Monday 8 October 2012

Should we play the piano strictly in time?

 

Liszt 'Au bord d'une source' played by Eugen d'Albert

Should we play the piano strictly in time? Not according to contemporaries of Beethoven and Liszt. This is what von Bulow writes. He was a concert pianist celebrated in USA and Europe; married to Liszt' s daughter, was considered one of the leading piano pupils of Liszt.

"The time (tempo) should not be a tyrannically restraining or driving mill-hammer, but should be to the musical composition what pulsation is to human life. There is no slow  tempo in which places do not occur requiring a more rapid movement, in order to avoid the feeling of dragging, just as there is no presto that does not, on the contrary, demand in many places a quiet delivery, in order not to take away, through over-haste, the means of expression. Both however, the accelerando as well as the ritardando, must never give the impression of being pushed, jerked or forced: it must always only be employed by the periods and phrases". [from Bulow's influential edition of  Beethoven Piano Sonata Op 110, movement 1.]

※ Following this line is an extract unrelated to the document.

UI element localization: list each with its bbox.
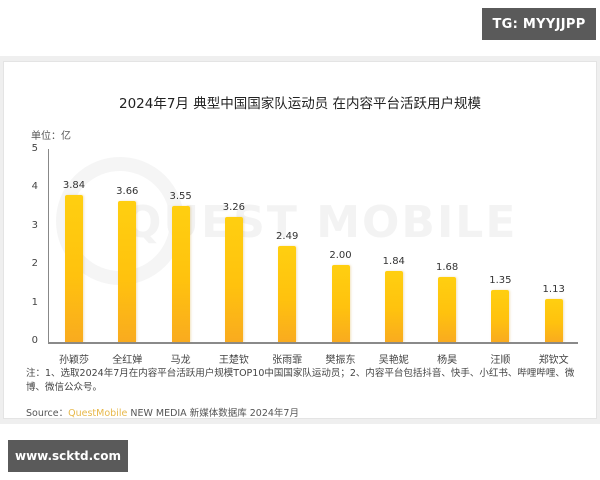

On a slightly different tack, William Blake writes: "Improvement makes strait roads; but the crooked roads without Improvement are roads of Genius".  (Proverb of Hell).  

Why has so much piano playing become boring lately? Because students are trained to pass their exams and win competitions, which is different from playing the piano in order to express what the composer wants to express.  In order to pass an exam you can play correctly: in order to express deep emotions, you have to abandon yourself, to some extent, to the emotion, which results in slight distortions of pulse - playing 'between the notes'. 

Please enjoy listening to the fluid, flexible, outpouring of watery notes performed by another pupil of Liszt, d'Albert who shows us how to play the piano. If you as the listener are not breathing more deeply by the end of the performance, please ring your doctor!